»Wort Gottes«
Der Flügelaltar von Sieger Köder
in der St.Heinrich-Kirche

„Wort Gottes“ - Zu diesem Thema hat der bekannte Schwäbische Priester und Maler Sieger Köder (geb. 1925) einen Flügelaltar geschaffen für die Kirchengemeinde St.Heinrich in Kiel.
Seit 1996 konnte die Gemeinde das langsame Werden des Altares verfolgen. Zunächst hing nur die Predella, das untere Bild des Altares, in Kiel. 1999 folgte dann das Pfingstbild mit den beiden dazugehörenden Seiten „Maria von Magdala am Grab“ und „Werke der Barmherzigkeit“. Im November 2002 schließlich konnte die Gemeinde auch die übrigen 6 Bilder entgegennehmen. Nun ist der Altar fertig und zeigt in 10 Bildern die Heilsgeschichte Gottes mit uns Menschen.
Sieger Köder möchte mit seinen Bildern predigen. Die Bilder wollen Hoffnung wecken, trösten und zum Nachdenken anregen. Ausgangspunkt ist der Bibeltext. in Auseinandersetzung mit dem Text, mit einer einzelnen Geschichte, mit der Frohen Botschaft entwickelt sich langsam das Bild. Es ist ein geistlicher und künstlerischer Prozess. Der Betrachtende wiederum tritt in den Dialog mit dem Bild. Abgesehen davon, dass die Bilder zu einem vertieften Verständnis der Heiligen Schrift führen, können sie auch in das Werk Sieger Köders einführen.
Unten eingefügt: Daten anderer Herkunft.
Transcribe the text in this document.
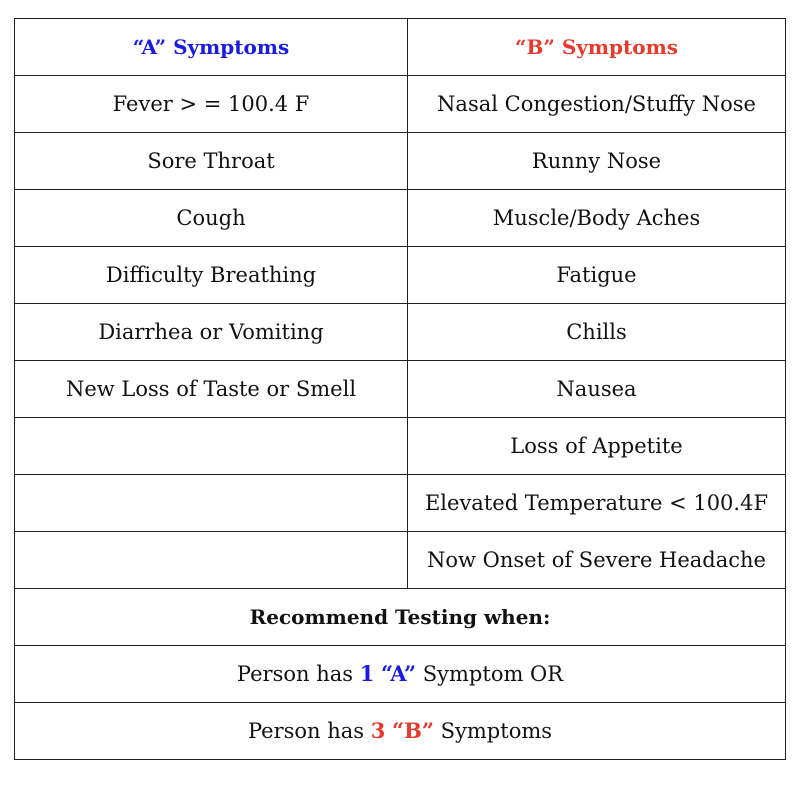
“A” Symptoms	“B” Symptoms
Fever > = 100.4 F	Nasal Congestion/Stuffy Nose
Sore Throat	Runny Nose
Cough	Muscle/Body Aches
Difficulty Breathing	Fatigue
Diarrhea or Vomiting	Chills
New Loss of Taste or Smell	Nausea
	Loss of Appetite
	Elevated Temperature < 100.4F
	Now Onset of Severe Headache
Recommend Testing when:	
Person has 1 “A” Symptom OR	
Person has 3 “B” Symptoms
Einige Motive spielen bei Sieger Köder eine wichtige Rolle. Die Bedeutung des Mahles findet sich in vielen Darstellungen wieder. Hier taucht das Teilen von Brot auf dem Pfingstbild und auf dem Bild „Werke der Barmherzigkeit“ auf. Das Schöpfungsbild enthält mit einem Weinstock und Ähren einen Hinweis auf die Gaben der Eucharistie.
Kennzeichnend ist auch, dass Sieger Köder Glaubensgeheimnisse wahrt und sie deshalb indirekt darstellt. So ist die eigentliche Auferstehung nicht zu sehen, wohl aber eine Zeugin des Ostermorgens. Auf ihrem Angesicht spiegelt sich die Begegnung mit dem Auferstandenen wider. Eine Auseinandersetzung mit diesem Thema ist auch bei den Bildern „Mose mit den Gesetzestafeln“ und „Verklärung“ zu beobachten. Was haben die Menschen sehen können und was erschloss sich ihnen im Glauben? Wie weit können Menschen Gott von Angesicht zu Angesicht sehen? Sind sie nicht auf Vermittlung angewiesen, weil Gott zu groß für menschliches Verstehen ist?
Ein wichtiges Anliegen Sieger Köders ist das Engagement für die Benachteiligten. Immer wieder tauchen Hinweise auf die Not der Menschen auf, z.B. bringt das Bild vom Gottesknecht vielfältiges Leid zum Ausdruck. Aber glücklicherweise gibt es Hoffnung. Das Pfingstbild mit Mutter Teresa und „Werke der Barmherzigkeit“ zeigen Möglichkeiten auf, wie Menschen in der Nachfolge Jesu Armut, Verzweiflung und Not lindern können. Dem entspricht auch die aufgeschlagene Bibelstelle in der Krippe, die mit den Worten endet „und wir...“.